12 мая 2015Литература
123920

«Дар»-2: удар крыла

К публикации второй части набоковского «Дара»

текст: Екатерина Шульман
Detailed_picture© Colta.ru

Публикация в последнем номере журнала «Звезда» второй части «Дара» — событие важное и будет важным не еще лет пять иль шесть, как в тексте цитируется, а до тех пор, пока существует кириллический алфавит (а может быть, и того дольше). То, что на языке предисловий называется «долгий путь к читателю» Розовой тетради, содержащей опубликованные фрагменты, описано в статьях профессиональных набоковедов — это действительно захватывающая история. Но по следам свежего прочтения — а нечитанный Набоков для нас примерно как новооткрытая пьеса Шекспира была бы для англоязычных — хочется сказать о другом.

С точки зрения общечеловеческого интереса роман «Дар» завершает русскую литературу первого ряда, заключая ее в себе (его героиня не Зина, а русская литература, честно предупреждает автор). Так «Мастер и Маргарита» завершает русскую литературу второго ряда, заключая в себе «Лафертовскую маковницу», «Бесов», «Искусителя» Загоскина и всего Брокгауза и Ефрона разом. Эти двое, дворянин и сын священника (второе и первое сословия, если продолжать увлекаться нумерологическим), — последние русские писатели, после них началось что-то другое.

То, что автор в «Подвиге» от имени Мартына недоброжелательно говорит об Арчибальде Муне, можно сказать и о его собственном последнем русском романе: «Россию потихоньку украл Арчибальд Мун и запер у себя в кабинете. Ему нравилась ее завершенность. Она была расцвечена синевою вод и прозрачным пурпуром пушкинских стихов. Вот уже скоро два года, как он писал на английском языке ее историю, надеялся всю ее уложить в один толстенький том».

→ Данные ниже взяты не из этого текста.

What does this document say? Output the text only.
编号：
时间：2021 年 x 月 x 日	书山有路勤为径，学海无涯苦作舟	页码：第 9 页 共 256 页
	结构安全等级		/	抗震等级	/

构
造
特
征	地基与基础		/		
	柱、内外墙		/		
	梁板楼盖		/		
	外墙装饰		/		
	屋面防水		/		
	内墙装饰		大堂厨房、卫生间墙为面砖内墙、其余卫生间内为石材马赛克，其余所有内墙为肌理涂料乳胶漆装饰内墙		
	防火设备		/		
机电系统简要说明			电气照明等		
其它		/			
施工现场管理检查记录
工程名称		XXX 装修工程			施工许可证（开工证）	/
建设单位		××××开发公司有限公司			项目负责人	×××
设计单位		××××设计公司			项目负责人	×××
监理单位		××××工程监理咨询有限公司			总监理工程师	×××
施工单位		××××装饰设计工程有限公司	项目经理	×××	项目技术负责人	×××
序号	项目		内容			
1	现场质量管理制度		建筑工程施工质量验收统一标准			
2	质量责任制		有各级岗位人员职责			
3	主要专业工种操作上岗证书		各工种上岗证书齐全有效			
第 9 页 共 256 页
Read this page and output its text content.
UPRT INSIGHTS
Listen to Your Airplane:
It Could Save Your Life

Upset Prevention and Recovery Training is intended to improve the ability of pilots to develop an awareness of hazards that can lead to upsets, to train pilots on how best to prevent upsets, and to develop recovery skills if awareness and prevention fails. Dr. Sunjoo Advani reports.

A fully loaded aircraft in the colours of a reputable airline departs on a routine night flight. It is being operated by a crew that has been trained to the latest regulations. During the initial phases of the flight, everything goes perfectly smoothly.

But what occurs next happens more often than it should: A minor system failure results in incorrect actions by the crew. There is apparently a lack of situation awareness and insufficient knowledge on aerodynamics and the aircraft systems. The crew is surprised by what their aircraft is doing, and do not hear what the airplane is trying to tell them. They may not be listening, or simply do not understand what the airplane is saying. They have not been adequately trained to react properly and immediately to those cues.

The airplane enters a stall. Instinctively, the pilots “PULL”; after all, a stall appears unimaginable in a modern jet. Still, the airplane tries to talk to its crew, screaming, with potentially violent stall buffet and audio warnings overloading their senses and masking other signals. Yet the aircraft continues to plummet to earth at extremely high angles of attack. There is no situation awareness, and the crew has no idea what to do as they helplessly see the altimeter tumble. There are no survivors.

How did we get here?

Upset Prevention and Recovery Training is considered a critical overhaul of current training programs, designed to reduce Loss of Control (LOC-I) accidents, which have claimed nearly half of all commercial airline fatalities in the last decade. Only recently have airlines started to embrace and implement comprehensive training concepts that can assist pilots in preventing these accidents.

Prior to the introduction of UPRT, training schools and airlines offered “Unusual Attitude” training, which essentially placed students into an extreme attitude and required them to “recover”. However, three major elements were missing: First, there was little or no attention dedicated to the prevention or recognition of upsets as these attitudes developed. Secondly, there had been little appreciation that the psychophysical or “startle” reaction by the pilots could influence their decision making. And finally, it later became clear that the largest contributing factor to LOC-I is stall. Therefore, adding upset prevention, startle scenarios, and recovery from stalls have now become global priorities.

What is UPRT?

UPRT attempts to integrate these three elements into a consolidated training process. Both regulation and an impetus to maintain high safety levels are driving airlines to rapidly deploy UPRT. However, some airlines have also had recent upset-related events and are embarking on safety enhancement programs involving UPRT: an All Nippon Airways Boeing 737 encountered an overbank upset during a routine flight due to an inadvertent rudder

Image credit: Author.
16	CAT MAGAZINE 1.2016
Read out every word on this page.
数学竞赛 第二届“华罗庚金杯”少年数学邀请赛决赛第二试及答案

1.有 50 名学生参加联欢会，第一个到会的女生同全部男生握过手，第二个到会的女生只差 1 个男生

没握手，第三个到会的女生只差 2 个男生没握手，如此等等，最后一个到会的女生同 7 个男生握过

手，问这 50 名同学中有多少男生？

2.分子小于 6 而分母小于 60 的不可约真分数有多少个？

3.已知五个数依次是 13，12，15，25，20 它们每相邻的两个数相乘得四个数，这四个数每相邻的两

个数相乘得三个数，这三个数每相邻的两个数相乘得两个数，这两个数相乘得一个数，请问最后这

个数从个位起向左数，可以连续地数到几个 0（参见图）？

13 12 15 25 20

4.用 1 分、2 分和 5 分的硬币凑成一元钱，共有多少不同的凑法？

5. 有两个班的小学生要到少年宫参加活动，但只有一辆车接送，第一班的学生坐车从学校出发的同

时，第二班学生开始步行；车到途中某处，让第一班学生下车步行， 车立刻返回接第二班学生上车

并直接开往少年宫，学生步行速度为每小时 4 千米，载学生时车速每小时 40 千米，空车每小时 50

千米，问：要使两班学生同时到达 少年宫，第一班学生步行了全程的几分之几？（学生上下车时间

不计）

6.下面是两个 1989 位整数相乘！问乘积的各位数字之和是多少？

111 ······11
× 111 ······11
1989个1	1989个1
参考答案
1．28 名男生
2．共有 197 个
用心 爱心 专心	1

Такого рода живые памятники — или, точнее, священные мемориальные рощи — родятся в великих литературах. Так, «В поисках утраченного времени» завершает собою тысячелетнюю Францию. Вот судьба: бедный больной, бледный паук, запертый в обитой пробкой коробочке, тянет из себя нитку и строит готический собор о семи шпилях, необозримый, устрашающий, безупречный, объемлющий всю его родину, от варварских королей до проклятых поэтов, всех ее писателей, все темы ее несравненной словесности, Париж, провинцию и побережье, аристократию, буржуазию и крестьянство, французов и евреев. В седьмой шпиль ударяет молния — Первая мировая — и завершает эпопею, взрывая собор в Комбре с его витражами и надгробиями. Автор, в совершенно буквальном смысле отдав всего себя работе, умирает не раньше, чем закончит седьмой том.

Нашему автору предстояло пережить свой труд и написать вторую часть диптиха — англоязычную прозу. С точки зрения его индивидуальной писательской судьбы, как уже было замечено, все далее им написанное выросло так или иначе из «Дара». Чтение того, что осталось от второй части, позволяет понять, до какой степени это верно. Как известно, от замысла продолжения «Дара» отпочковались два цельных текста: «Ультима Туле», где вдовец общается с медиумом, пытаясь достучаться до мертвой жены, и «Solus Rex», где тот же вдовец утешается, создавая в своем воображении призрачное северное королевство, где правит развратный принц, где второй раз гибнет от бомбы королева Белинда — его неудачно воскрешенная жена. «Ультима Туле» — это будущие «Прозрачные вещи», «Solus Rex» — это «Бледное пламя». Третье странное ответвление «Дара», чье родство с основным текстом видно именно при чтении второй части, — это «Волшебник», рассказ о неудачливом педофиле, нуклеус «Лолиты».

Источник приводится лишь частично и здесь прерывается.